Guides
Deployment

Deployment Guide

The development environment is great for getting your integrations up and running locally, but at some point you will need to get them running in production.

Environments

Here's a quick rundown of the differences between the two environments available for each project.

Development environment

  • Very fast to deploy using the dev server
  • Runs operations locally on your machine
  • Can only run one operation at a time
  • Only works when your machine is connected to the network

Production environment

  • Somewhat slower to deploy
  • Runs operations in the cloud (specifically on an AWS Lambda)
  • Can run many operations simultaneously
  • Works at all times

Deploy from the command line

The simplest way to deploy to production is with the command-line interface.

npm run deploy

Deploy from a GitHub action

A much better approach is to have GitHub or another CI product run the deploy after a successful merge to main.

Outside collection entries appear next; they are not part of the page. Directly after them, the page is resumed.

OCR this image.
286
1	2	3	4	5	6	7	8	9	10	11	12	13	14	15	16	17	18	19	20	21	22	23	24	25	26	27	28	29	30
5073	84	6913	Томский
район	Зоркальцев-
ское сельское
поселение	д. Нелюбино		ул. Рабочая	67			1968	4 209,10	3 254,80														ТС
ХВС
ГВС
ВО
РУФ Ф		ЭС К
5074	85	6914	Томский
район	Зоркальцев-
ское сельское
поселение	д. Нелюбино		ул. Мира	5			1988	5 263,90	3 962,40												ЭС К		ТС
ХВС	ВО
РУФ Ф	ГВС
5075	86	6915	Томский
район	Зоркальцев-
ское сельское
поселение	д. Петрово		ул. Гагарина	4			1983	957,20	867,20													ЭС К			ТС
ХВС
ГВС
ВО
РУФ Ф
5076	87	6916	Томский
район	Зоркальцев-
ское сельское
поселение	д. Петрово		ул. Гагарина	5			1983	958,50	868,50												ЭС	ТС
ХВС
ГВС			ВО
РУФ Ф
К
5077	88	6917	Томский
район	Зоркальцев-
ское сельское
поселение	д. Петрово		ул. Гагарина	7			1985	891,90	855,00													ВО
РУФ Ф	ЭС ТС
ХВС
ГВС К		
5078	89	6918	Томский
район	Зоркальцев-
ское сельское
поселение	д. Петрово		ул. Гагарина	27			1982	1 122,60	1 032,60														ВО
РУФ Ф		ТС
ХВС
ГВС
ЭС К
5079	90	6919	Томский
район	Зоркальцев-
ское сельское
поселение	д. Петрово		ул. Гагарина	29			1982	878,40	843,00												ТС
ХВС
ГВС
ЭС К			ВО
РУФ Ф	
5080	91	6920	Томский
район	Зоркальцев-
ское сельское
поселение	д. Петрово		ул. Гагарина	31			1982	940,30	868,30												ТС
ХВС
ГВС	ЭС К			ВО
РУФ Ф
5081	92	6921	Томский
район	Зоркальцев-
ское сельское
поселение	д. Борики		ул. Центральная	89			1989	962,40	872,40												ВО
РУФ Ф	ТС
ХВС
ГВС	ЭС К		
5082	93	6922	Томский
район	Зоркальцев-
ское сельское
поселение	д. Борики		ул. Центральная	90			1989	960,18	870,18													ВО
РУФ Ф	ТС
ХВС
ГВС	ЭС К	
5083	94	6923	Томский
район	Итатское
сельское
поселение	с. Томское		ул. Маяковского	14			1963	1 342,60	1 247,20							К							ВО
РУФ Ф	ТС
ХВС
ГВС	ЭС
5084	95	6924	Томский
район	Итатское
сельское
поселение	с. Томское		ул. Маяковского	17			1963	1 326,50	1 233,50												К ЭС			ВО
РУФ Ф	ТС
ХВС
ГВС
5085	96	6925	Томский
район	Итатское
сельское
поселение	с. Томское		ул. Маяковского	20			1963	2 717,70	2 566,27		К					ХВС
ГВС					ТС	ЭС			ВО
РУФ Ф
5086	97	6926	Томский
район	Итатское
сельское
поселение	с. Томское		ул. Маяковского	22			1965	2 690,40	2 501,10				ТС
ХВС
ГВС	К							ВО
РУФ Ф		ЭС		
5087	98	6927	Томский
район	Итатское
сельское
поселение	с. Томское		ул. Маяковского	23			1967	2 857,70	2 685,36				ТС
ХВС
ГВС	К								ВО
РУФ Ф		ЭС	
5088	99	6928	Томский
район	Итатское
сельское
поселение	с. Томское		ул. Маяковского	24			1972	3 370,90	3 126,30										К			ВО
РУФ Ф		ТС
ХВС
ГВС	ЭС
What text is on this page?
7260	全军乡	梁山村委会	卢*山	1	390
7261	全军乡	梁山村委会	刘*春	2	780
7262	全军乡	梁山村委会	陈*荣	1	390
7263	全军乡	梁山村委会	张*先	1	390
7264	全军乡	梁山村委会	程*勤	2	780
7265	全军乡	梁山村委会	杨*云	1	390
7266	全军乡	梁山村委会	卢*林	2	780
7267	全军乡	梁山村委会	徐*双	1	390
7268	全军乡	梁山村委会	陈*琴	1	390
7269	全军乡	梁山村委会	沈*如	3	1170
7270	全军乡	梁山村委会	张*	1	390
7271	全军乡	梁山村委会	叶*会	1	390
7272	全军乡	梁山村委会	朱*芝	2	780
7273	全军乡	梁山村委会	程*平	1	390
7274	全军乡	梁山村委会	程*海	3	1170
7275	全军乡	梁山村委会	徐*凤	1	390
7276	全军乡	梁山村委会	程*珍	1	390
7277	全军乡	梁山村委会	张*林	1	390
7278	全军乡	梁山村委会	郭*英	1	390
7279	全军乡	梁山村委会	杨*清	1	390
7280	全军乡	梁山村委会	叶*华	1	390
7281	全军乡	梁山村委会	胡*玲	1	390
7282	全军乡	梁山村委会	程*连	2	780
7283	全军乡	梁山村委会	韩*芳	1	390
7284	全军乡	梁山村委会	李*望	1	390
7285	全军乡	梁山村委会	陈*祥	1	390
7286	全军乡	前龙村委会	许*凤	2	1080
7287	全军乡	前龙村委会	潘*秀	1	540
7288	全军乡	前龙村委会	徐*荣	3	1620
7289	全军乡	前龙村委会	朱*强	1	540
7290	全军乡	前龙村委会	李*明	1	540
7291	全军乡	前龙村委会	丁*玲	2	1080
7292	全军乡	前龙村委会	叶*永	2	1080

Here's an example using GitHub, but feel free to adapt to any other system you use.

Create the script

Create a file called <your project root>/.github/workflows/pipeline.yml and copy the following into it:

name: Pipeline
 
on: [push]
 
jobs:
  deploy:
    if: github.ref == 'refs/heads/main'
    name: Deploy
    runs-on: ubuntu-latest
    env:
      LIGHTYEAR_API_KEY: ${{ secrets.LIGHTYEAR_API_KEY }}
    steps:
      - uses: actions/checkout@v3
      - uses: actions/setup-node@v3
        with:
          node-version: 16
      - run: npm install
      - run: npm run deploy

Store the API Key as a secret

If you look in pipeline.yml, you can see that we are relying on a secret in this action.

name: Pipeline
 
on: [push]
 
jobs:
  deploy:
    if: github.ref == 'refs/heads/main'
    name: Deploy
    runs-on: ubuntu-latest
    env:
      LIGHTYEAR_API_KEY: ${{ secrets.LIGHTYEAR_API_KEY }}
    steps:
      - uses: actions/checkout@v3
      - uses: actions/setup-node@v3
        with:
          node-version: 16
      - run: npm install
      - run: npm run deploy

You can get the correct value for this by viewing the .env file in your project directory. It should look something like:

LIGHTYEAR_API_KEY=●●●●●●●●●●●●●●●●●●●●●●●●●●●●●●●●●●●●

We need to store this as an Actions Secret on the new repo. Go to Settings > Secrets and variables > Actions and use the New repository secret button to create the secret.


GitHub Secrets Screenshot

If you look back in pipeline.yml, you can see that the next time you push to the main branch, this GitHub Action will execute.

name: Pipeline
 
on: [push]
 
jobs:
  deploy:
    if: github.ref == 'refs/heads/main'
    name: Deploy
    runs-on: ubuntu-latest
    env:
      LIGHTYEAR_API_KEY: ${{ secrets.LIGHTYEAR_API_KEY }}
    steps:
      - uses: actions/checkout@v3
      - uses: actions/setup-node@v3
        with:
          node-version: 16
      - run: npm install
      - run: npm run deploy
💡

If your default branch isn't main (for example, if it is set to master), make sure to update line 7 to reflect this.

Commit and push to deploy

Now you are ready to commit and push the changes to your repo the way you normally do. For example:

git add --all
git commit -m "First commit"
git push origin main

Once you've done this, switch to production and you should see a deploy kick off.

Next Steps

Congratulations, you have set up continuous deployment for your integration project!